NM judge wants to cut sex-offense sentence for cult leader Wayne Bent

Albuquerque Journal/January 5, 2016

Santa Fe, New Mexico — A judge has ruled that a cult leader convicted of sex crimes in 2008 should be released early from a New Mexico prison after being diagnosed with skin cancer.

The state Department of Corrections says 74-year-old Wayne Bent must appear before a parole board before any decision is made.

KRQE-TV reported Tuesday that a Jan. 26 hearing has been set to clarify the judge’s amended motion to release Bent from prison so he can get medical treatment.

A jury sentenced Bent to 10 years in prison after he was found guilty of lying naked in bed with two teenage girls at his northern New Mexico compound near Clayton, in the state’s northeast corner.

Bent, who’s been in prison for nearly seven years, also was convicted of criminal sexual contact and contributing to the delinquency of a minor.

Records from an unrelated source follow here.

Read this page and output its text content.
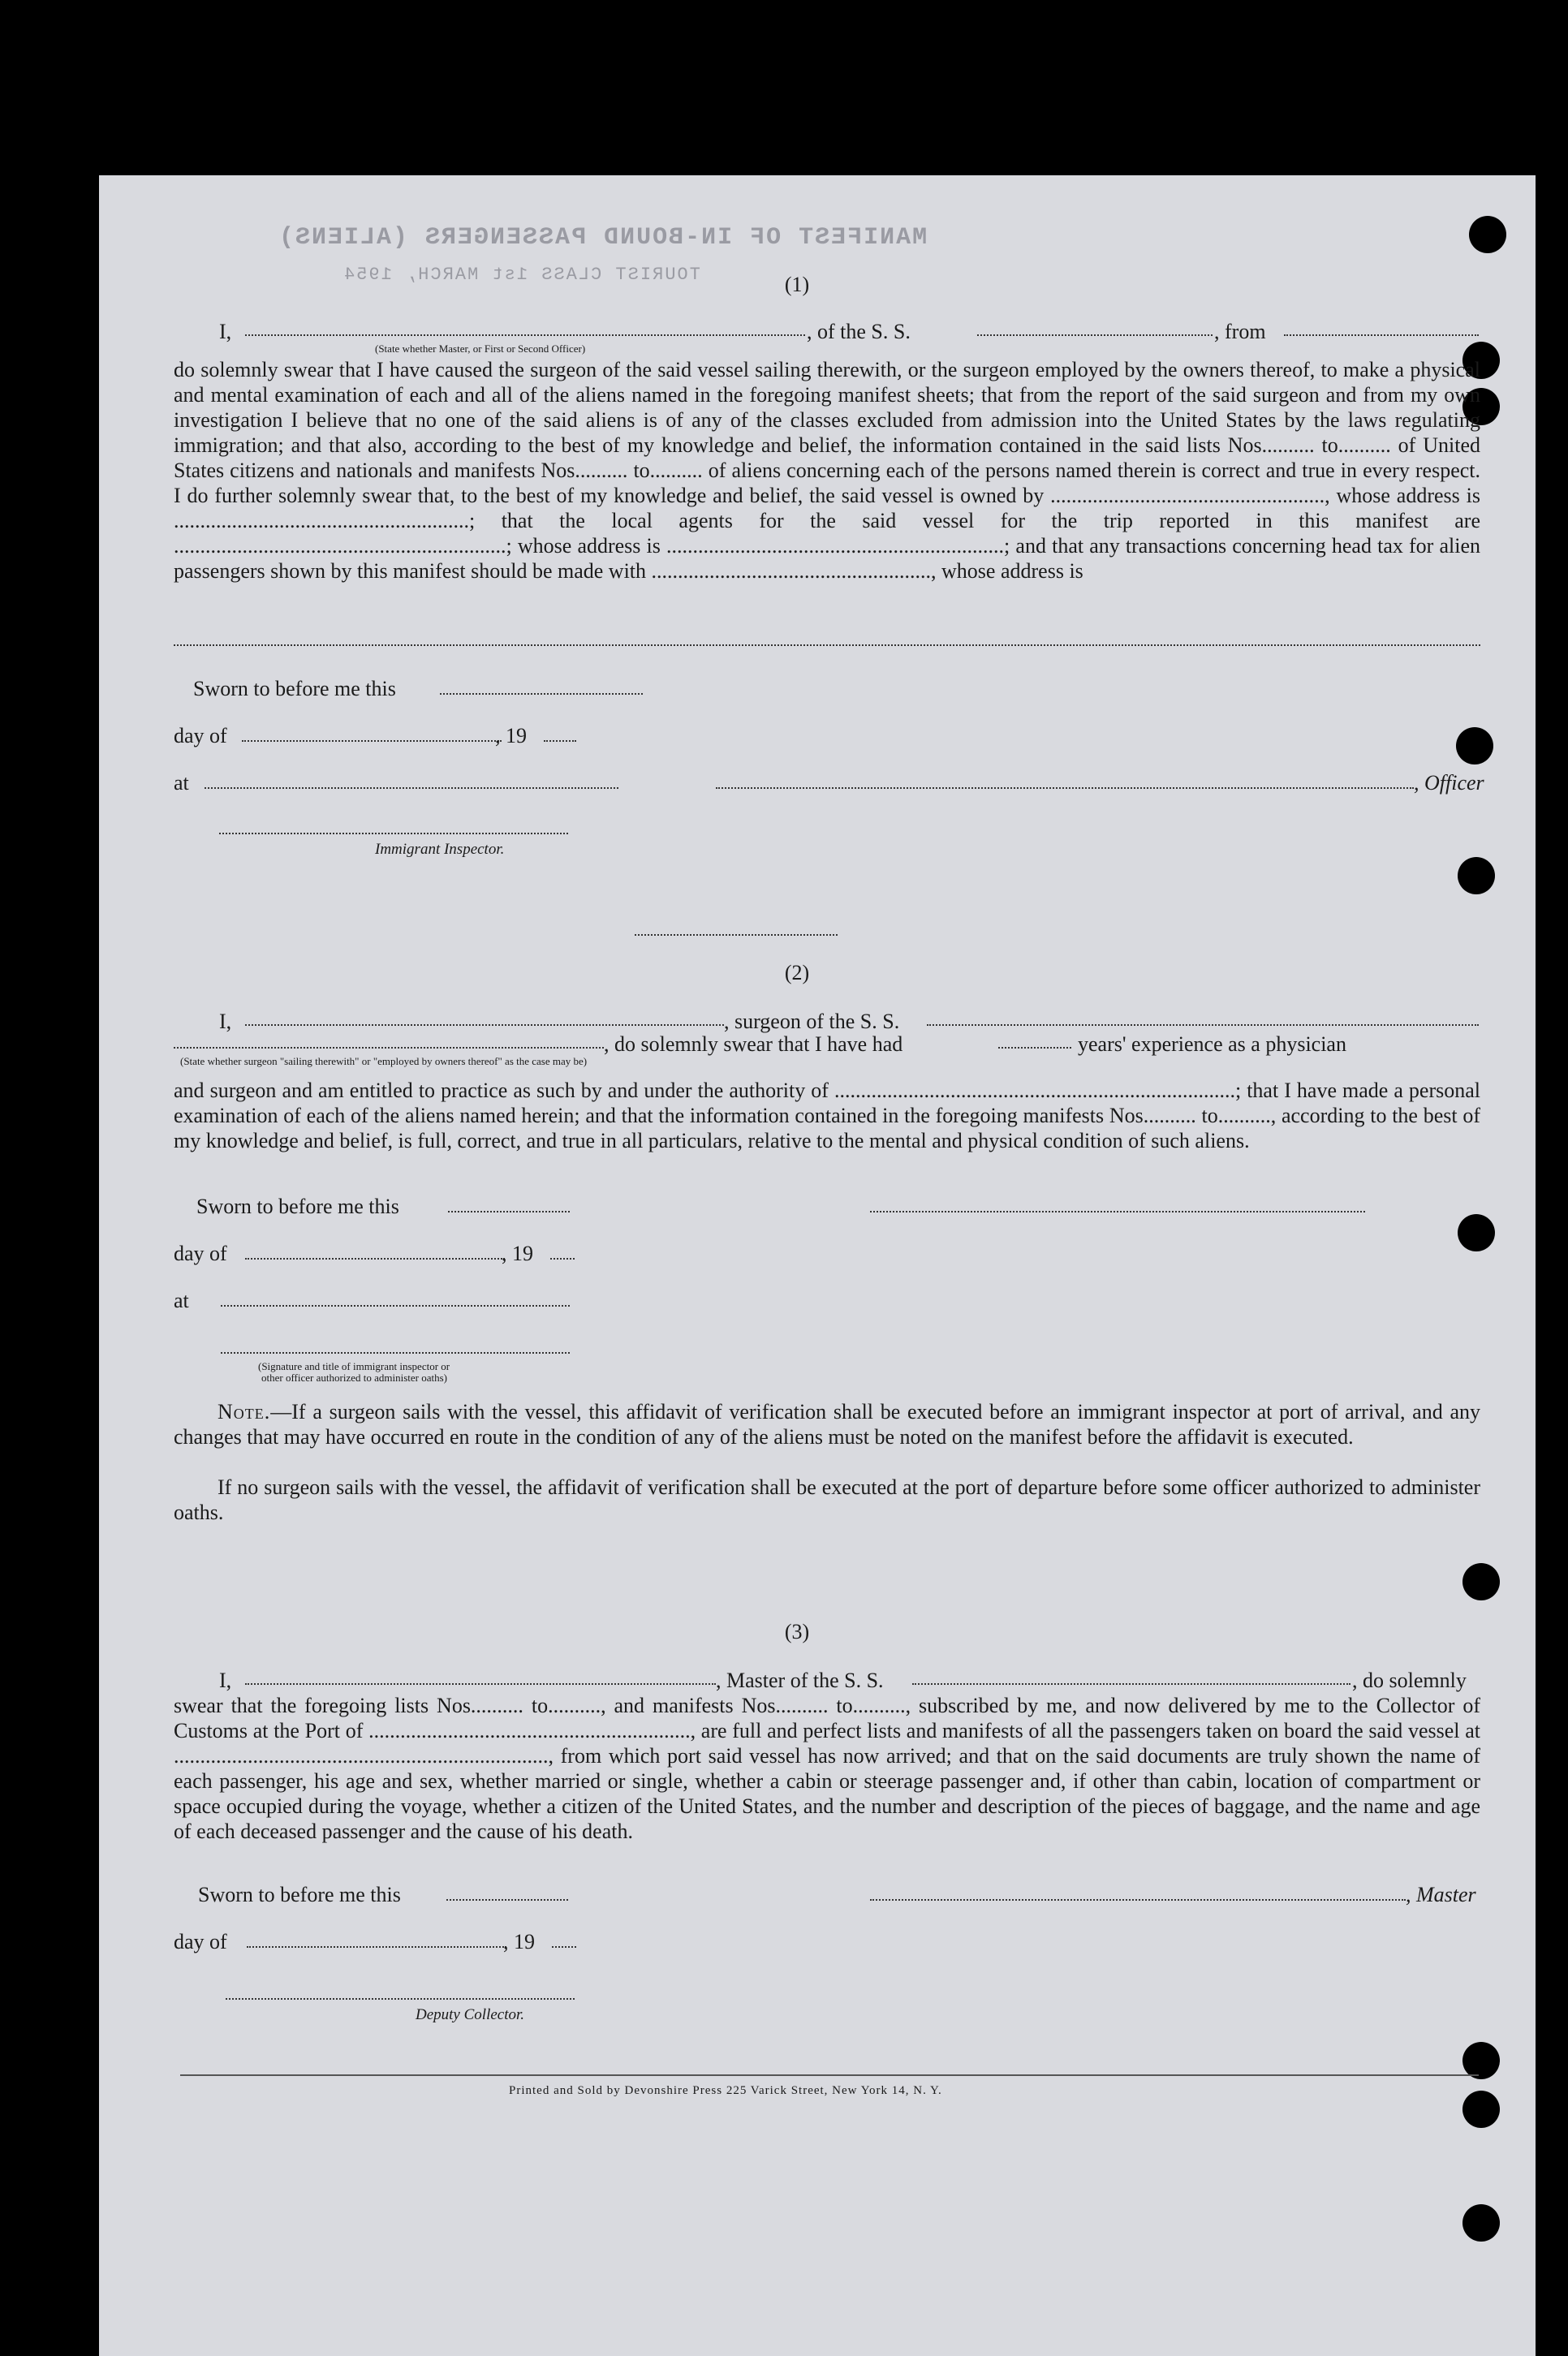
MANIFEST OF IN-BOUND PASSENGERS (ALIENS)
TOURIST CLASS 1st MARCH, 1954	(1)
I,	, of the S. S.	, from
(State whether Master, or First or Second Officer)
do solemnly swear that I have caused the surgeon of the said vessel sailing therewith, or the surgeon employed by the owners thereof, to make a physical and mental examination of each and all of the aliens named in the foregoing manifest sheets; that from the report of the said surgeon and from my own investigation I believe that no one of the said aliens is of any of the classes excluded from admission into the United States by the laws regulating immigration; and that also, according to the best of my knowledge and belief, the information contained in the said lists Nos.......... to.......... of United States citizens and nationals and manifests Nos.......... to.......... of aliens concerning each of the persons named therein is correct and true in every respect. I do further solemnly swear that, to the best of my knowledge and belief, the said vessel is owned by ...................................................., whose address is ........................................................; that the local agents for the said vessel for the trip reported in this manifest are ...............................................................; whose address is ................................................................; and that any transactions concerning head tax for alien passengers shown by this manifest should be made with ....................................................., whose address is
Sworn to before me this
day of	, 19
at	, Officer
Immigrant Inspector.
(2)
I,	, surgeon of the S. S.
, do solemnly swear that I have had	years' experience as a physician
(State whether surgeon "sailing therewith" or "employed by owners thereof" as the case may be)
and surgeon and am entitled to practice as such by and under the authority of ............................................................................; that I have made a personal examination of each of the aliens named herein; and that the information contained in the foregoing manifests Nos.......... to.........., according to the best of my knowledge and belief, is full, correct, and true in all particulars, relative to the mental and physical condition of such aliens.
Sworn to before me this
day of	, 19
at
(Signature and title of immigrant inspector or
other officer authorized to administer oaths)
Note.—If a surgeon sails with the vessel, this affidavit of verification shall be executed before an immigrant inspector at port of arrival, and any changes that may have occurred en route in the condition of any of the aliens must be noted on the manifest before the affidavit is executed.
If no surgeon sails with the vessel, the affidavit of verification shall be executed at the port of departure before some officer authorized to administer oaths.
(3)
I,	, Master of the S. S.	, do solemnly
swear that the foregoing lists Nos.......... to.........., and manifests Nos.......... to.........., subscribed by me, and now delivered by me to the Collector of Customs at the Port of ............................................................., are full and perfect lists and manifests of all the passengers taken on board the said vessel at ......................................................................., from which port said vessel has now arrived; and that on the said documents are truly shown the name of each passenger, his age and sex, whether married or single, whether a cabin or steerage passenger and, if other than cabin, location of compartment or space occupied during the voyage, whether a citizen of the United States, and the number and description of the pieces of baggage, and the name and age of each deceased passenger and the cause of his death.
Sworn to before me this	, Master
day of	, 19
Deputy Collector.
Printed and Sold by Devonshire Press 225 Varick Street, New York 14, N. Y.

Bent, also known as Michael Travesser, was the leader of a religious community called the Strong City compound. He was charged with criminal sexual contact with minors based on ceremonies he claimed were cleansing ceremonies, convicted in a jury trial in Taos in 2008 and sentenced to 10 years.

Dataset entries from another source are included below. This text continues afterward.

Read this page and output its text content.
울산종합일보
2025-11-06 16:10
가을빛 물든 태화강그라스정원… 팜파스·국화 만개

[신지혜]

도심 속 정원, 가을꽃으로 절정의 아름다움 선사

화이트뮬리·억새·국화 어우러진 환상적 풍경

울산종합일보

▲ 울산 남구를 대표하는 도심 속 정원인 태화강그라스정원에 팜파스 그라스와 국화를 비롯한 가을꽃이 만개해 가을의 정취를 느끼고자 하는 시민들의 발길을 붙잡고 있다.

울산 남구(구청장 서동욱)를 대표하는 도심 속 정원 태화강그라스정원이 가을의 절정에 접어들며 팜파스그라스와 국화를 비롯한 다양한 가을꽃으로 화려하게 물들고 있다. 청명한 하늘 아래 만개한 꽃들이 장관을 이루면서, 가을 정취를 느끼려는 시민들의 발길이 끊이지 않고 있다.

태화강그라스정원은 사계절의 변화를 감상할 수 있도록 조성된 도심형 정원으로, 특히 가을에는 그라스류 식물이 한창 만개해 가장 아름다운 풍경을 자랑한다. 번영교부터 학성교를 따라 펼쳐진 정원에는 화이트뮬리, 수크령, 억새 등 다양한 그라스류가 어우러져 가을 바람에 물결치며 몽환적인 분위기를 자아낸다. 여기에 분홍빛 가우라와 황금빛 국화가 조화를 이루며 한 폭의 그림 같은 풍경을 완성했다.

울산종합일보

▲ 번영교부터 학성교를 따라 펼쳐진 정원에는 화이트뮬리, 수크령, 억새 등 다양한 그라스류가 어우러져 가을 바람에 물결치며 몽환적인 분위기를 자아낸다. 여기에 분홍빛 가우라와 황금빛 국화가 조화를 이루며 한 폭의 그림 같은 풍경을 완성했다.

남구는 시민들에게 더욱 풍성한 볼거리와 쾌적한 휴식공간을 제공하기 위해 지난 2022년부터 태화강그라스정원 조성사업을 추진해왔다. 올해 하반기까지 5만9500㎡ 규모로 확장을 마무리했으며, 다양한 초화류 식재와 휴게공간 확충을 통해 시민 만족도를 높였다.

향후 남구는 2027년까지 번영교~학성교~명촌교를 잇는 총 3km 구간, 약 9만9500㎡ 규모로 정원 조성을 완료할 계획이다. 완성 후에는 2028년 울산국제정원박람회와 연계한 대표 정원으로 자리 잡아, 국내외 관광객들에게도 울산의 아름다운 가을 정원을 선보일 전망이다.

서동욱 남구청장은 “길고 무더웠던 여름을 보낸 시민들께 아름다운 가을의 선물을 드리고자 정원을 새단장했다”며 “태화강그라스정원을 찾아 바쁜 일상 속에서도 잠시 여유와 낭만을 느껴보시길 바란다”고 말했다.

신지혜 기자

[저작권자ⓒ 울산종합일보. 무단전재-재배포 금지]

Bent claims God spoke to him in 2000 and told him he was the messiah.

He was accused of lying in bed with naked 14- and 16-year-old sisters in separate incidents in 2006. He and the girls testified that the incidents were spiritual exercises and that nothing happened sexually.

In October 2012, the New Mexico Supreme Court overturned a state Court of Appeals ruling and reinstated Bent’s convictions, saying that even though his sex crimes indictment was flawed, the remedy could not be a new trial.

“At this point in the proceedings – post conviction – there is simply no adequate remedy available for (the) defendant,” the high court said then.

In its June 2011 opinion, the Court of Appeals had ordered a new trial, agreeing with Bent’s defense that a grand jury that indicted him three years earlier had no authority to act at the time, because it was long past the 90 days of its authority.

But Bent, whose arrest made national headlines, was never released while the Supreme Court had the case under consideration.

For a time, based on a court order, Bent was fed a liquid diet by a feeding tube after refusing to eat while locked up at the Central New Mexico Correctional Facility.